In other words, have a collective impact.

It sounds simple enough and presumably is already in place or tried in Vancouver. But a staff report that went before city council Wednesday indicated although agencies are working to curb the mental health crisis, they have to stop working in silos so more people can be helped.

“We need to work together,” city manager Penny Ballem told council.

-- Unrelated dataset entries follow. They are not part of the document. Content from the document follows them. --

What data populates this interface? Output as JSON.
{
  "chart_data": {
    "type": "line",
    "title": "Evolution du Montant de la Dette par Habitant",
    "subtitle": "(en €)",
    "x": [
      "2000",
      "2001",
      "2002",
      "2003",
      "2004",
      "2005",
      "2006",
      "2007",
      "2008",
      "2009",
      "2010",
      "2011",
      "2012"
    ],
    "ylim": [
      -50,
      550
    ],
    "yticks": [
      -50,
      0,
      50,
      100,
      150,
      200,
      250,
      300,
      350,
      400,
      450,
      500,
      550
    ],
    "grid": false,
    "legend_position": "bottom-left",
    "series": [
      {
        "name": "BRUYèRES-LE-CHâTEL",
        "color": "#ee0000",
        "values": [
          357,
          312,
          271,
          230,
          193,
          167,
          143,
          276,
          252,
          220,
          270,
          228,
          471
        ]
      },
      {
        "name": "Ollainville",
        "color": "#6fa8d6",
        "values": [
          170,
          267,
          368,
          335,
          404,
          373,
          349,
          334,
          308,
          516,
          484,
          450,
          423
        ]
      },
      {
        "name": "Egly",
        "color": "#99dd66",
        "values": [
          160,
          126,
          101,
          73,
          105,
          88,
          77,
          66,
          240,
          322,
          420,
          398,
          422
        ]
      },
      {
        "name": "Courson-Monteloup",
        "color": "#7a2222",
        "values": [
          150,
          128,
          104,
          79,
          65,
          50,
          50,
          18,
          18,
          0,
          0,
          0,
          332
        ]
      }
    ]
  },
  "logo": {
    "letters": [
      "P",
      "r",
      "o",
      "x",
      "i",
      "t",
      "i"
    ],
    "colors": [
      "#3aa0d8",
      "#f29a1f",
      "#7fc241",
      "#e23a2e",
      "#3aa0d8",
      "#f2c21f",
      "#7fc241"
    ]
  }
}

The evidence for a common approach is in the statistics: About 20,400 residents are living with serious mental health and addictions. At least 3,000 of those people are estimated to be at an “extremely high health risk,” with 300 in crisis.

In the Downtown Eastside alone, health officials estimate over the next 10 years, an additional 1,300 residents in that community will require mental health and addiction support. And police apprehensions of people suffering from a mental illness continue to increase as hospitals struggle to deal with demand on services.

The Bloom Group, which was formerly known as the St. James Community Services Society and manages shelters and social housing buildings, is now tasked with adopting the “collective impact” model and applying it to Vancouver.

Jonathan Oldman, executive director of the Bloom Group, said his agency is up for the challenge, which is being funded by $120,000 from the city, Vancouver Coastal Health and Vancouver Foundation.

Over the next year, at least two people will be dedicated to using the “collective impact” model, which has had success in New York and is being used in Seattle to tackle education issues, Oldman said.

When asked why his organization would take, as he said, the administrative lead in the project instead of the provincial government, Oldman said he’d prefer to put a positive light on the initiative.

“Often what happens is [the provincial government] gets looked at to take the leadership but then they get criticized for taking one route or another,” said Oldman, who emphasized the goal was to not create a new bureaucracy but a method to tackle the city’s mental health crisis. “Someone has got to pull it together.”